While playing Gran Turismo 2 in the seventh grade, Samantha turned to Sasha and, after saying she had something important to tell them, said, “I’m transgender.” She told Sasha how she felt about her body and what her therapist had told her. “You’re the only one who knows what you feel,” Sasha said. “If that’s the word for what you feel, then stick with that.” To Sasha, Samantha’s feelings about her gender were no big deal. “Now, what’s the important thing you had to tell me?” they asked.
Samantha’s feelings about her gender are no big deal to Sasha because they do not identify as either male or female. It also seems that Sasha is trying to soothe Samantha’s anxieties by providing her with a nonjudgmental ear that won’t overreact, which is why Sasha jokingly asks Samantha what that “important thing” she wanted to talk about was.

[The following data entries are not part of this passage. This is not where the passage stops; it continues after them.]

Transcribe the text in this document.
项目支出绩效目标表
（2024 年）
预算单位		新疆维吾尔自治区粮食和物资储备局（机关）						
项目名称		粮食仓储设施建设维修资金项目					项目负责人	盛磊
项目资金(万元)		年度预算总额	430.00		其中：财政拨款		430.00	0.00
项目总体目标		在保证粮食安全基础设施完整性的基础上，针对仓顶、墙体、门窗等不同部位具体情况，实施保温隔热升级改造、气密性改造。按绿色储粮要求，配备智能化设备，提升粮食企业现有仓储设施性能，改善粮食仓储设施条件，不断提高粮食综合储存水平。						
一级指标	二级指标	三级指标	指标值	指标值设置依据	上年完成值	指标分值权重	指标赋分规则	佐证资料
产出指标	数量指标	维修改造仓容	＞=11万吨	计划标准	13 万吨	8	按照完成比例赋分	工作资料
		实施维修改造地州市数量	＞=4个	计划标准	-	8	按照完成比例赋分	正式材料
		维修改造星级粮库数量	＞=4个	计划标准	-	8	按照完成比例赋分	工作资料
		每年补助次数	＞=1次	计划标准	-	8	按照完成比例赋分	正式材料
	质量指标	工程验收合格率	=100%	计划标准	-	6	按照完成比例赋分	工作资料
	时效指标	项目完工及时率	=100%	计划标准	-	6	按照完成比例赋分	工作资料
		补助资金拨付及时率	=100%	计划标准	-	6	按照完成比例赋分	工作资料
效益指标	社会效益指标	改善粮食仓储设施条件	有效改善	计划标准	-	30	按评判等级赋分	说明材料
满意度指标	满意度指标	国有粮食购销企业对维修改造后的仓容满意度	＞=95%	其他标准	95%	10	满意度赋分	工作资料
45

Sasha can empathize with Samantha’s “disorienting feeling” because they too have had a gender projected onto them that they don’t personally identify with.
Now, five years later, Samantha is a “handsome, apple-cheeked young man named Andrew.” His conversation with Sasha in the seventh grade had been “one of the most validating moments of his life.” Back then, Andrew never talked about his gender, and it was quite some time before he told his parents that he was transgender. He was even Sasha’s date for a dance at school, but his dress and makeup were “still just a costume.” By the time Andrew got to high school, he had “begun his gender transition.”
Sasha is the first person to acknowledge and accept Andrew’s true gender identity, and it is this acceptance that gives Andrew the courage to project his rightful gender to others. The formal dress Andrew wears to the school dance is “still just a costume” because Andrew does not identify as female and the dress only serves to hide his real identity rather than express or celebrate it.